Closed Toni-Chan closed 5 years ago
We follow the settings in (https://github.com/thunlp/NRE) to prepare our corpus which is used for text-entity alignments and training word embeddings. Pre-trained word embeddings are learned from New York Times Annotated Corpus (LDC Data LDC2008T19), which should be obtained from LDC (https://catalog.ldc.upenn.edu/LDC2008T19). Our alignments are also based on this data. Because of the license, I can not directly release this data. Maybe you can try to download this data.
For link prediction, I align the knowledge graph FB15K to the New York Times Annotated Corpus (2008), based on entity anchors and entity names in Wikidata. You can download FB15K from the website or my another project https://github.com/thunlp/openke.
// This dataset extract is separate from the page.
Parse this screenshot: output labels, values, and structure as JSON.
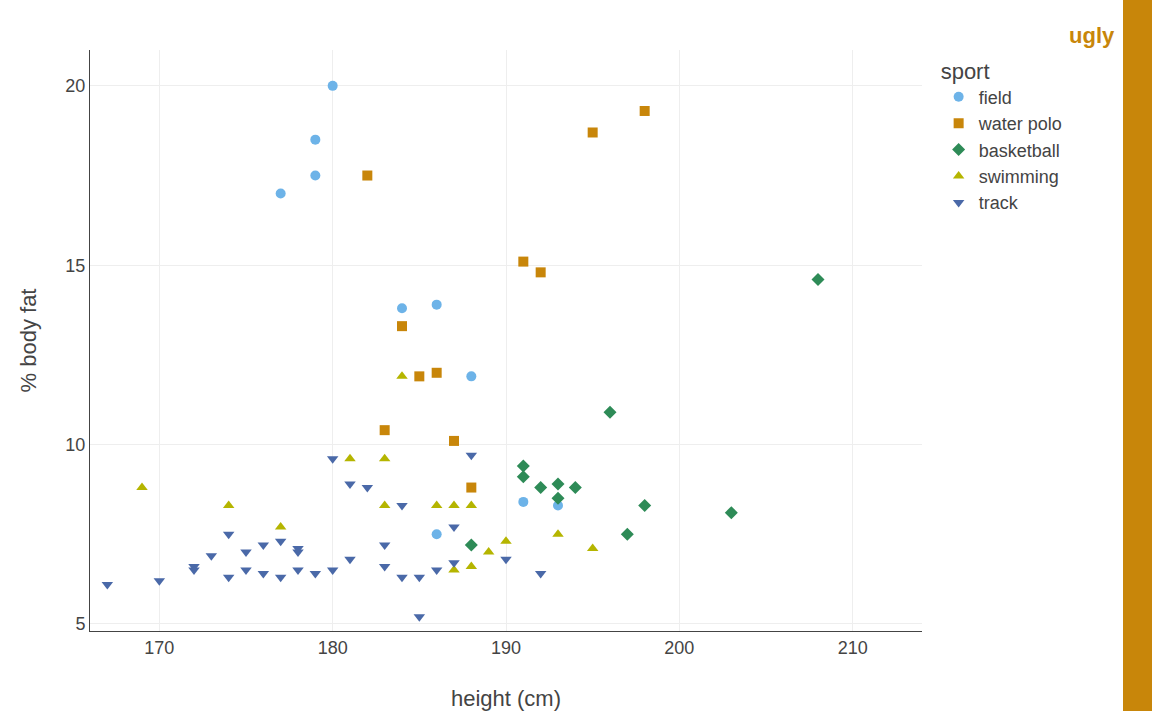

But for the NYT-2008, you need to download the corpus from LDC and then align to FB15K by yourself. I think, to download the whole wikipedia and align it to FB15K is more easy.
Nah, I think I may have not expressed our concerns properly. I have sent you an email about the issues we encountered upon using the results from your paper (because our present approach requires comparison with other KG embedding/completion methods with text supervision, which you have mentioned in paper but not in code).
OK, I have received your mail.
We have noticed that you mentioned KG completion evaluation results. However in your code, the testing is for the relation extraction task. Can we know how you process with the KG completion task?